@balaton
Quote:
I've sent a patch which improves dcbz a bit but it only removes a small overhead that was an easy fix but most of the problem still remains.
DCBZ should only be used in the G2 and G3 parts of AmigaOS as replacement for DCBA. 60x CPUs don't support DCBA and on 750 CPUs it's an "optional instruction" according to 
https://www.nxp.com/docs/en/reference-manual/MPC750UM.pdfBut IIRC at least one of 750FX or 750GX supports DCBA.
DCBA has the advantage that it's a no-op on cache-inhibited, write-through and unmapped memory while DCBZ causes an exception in those cases.

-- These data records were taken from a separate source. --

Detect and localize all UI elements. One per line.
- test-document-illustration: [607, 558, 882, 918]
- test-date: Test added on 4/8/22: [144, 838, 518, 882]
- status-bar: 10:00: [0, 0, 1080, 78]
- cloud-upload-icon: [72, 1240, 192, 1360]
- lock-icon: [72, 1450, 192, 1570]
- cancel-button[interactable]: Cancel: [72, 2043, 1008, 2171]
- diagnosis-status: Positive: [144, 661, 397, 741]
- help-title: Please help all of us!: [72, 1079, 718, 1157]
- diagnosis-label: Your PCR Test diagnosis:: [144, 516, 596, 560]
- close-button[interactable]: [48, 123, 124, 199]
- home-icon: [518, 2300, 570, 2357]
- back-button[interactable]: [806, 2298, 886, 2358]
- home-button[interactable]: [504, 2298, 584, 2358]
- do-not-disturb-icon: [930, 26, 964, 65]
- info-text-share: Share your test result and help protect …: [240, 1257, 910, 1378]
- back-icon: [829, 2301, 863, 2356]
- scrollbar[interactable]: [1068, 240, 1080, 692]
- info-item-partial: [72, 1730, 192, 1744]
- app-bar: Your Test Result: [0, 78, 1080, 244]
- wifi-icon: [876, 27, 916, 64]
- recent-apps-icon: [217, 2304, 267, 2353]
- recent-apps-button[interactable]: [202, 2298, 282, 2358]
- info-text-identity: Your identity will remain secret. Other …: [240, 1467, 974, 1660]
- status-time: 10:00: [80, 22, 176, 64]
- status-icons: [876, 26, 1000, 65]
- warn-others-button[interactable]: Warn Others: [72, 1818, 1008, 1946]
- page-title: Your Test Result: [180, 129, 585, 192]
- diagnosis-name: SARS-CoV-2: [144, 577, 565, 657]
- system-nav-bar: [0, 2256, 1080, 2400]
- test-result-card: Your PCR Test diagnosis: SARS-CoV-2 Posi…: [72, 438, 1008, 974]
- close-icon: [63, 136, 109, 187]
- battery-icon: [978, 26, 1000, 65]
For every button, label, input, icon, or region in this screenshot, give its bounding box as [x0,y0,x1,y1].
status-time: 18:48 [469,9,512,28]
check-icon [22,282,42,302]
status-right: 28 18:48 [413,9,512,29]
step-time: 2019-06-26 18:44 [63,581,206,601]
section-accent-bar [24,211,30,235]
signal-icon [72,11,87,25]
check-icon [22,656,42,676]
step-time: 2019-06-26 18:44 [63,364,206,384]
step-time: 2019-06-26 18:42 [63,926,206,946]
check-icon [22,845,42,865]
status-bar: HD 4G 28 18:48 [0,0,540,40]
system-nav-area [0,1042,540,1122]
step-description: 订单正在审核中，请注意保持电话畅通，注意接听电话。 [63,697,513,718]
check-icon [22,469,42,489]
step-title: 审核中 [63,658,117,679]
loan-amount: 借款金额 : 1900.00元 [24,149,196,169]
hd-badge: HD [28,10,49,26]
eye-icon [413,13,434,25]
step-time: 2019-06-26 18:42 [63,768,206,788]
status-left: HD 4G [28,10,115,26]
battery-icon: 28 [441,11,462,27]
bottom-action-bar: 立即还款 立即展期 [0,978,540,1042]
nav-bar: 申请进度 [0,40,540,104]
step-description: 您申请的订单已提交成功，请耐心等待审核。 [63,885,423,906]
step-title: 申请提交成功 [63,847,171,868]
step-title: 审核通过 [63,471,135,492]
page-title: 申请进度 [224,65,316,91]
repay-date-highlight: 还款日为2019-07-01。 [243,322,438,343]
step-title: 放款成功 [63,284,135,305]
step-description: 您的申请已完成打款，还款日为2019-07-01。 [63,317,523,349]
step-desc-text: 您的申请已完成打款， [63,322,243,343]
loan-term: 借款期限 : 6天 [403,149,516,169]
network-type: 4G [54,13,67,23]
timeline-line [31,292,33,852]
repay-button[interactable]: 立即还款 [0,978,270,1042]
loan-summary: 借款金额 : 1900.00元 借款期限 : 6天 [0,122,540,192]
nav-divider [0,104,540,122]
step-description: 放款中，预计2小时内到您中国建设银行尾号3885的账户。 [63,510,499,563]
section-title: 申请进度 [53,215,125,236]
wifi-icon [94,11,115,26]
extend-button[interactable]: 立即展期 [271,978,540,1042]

DCBZ is emulated in the kernel exception handler, for example in case someone uses it on cache-inhibited VRAM, but of course that's extremely slow.
G4 CPUs support DCBA, and 405 based CPUs according to the PPC405 Core User's Manual as well.
On G4 CPUs neither DCBA nor DCBZ should be used but the better vector data stream prefetch instructions instead.
Or simply nothing (slower than using the prefetch instructions, but faster than using DCBA or DCBZ) as 2 consecutive, cache-line aligned 128 bit vector stores don't read the cache-line fist but just store the 32 bytes.
Allocating a cache-line to skip the read/modify/write cache-line cycle is only required for smaller stores, for example 4 64 bit double or 8 32 bit integer stores in the main loop of a memcpy().
My newlib.library memcpy() implementations, on which at least some of the optimized memory copy functions in AmigaOS were based on, definitely used DCBA on CPUs supporting it and DCBZ as replacement only on the CPUs not supporting it, for example the 60x CPUs in classic Amigas.
A possible reason to use DCBZ instead of DCBA or the vector stream prefetch instructions is to have common code for all CPUs, instead of different code for each of the supported CPUs as it's the case in the AmigaOS kernel and used to be in newlib.library.
That may be the reason Hans is using it in his VRAM copy functions.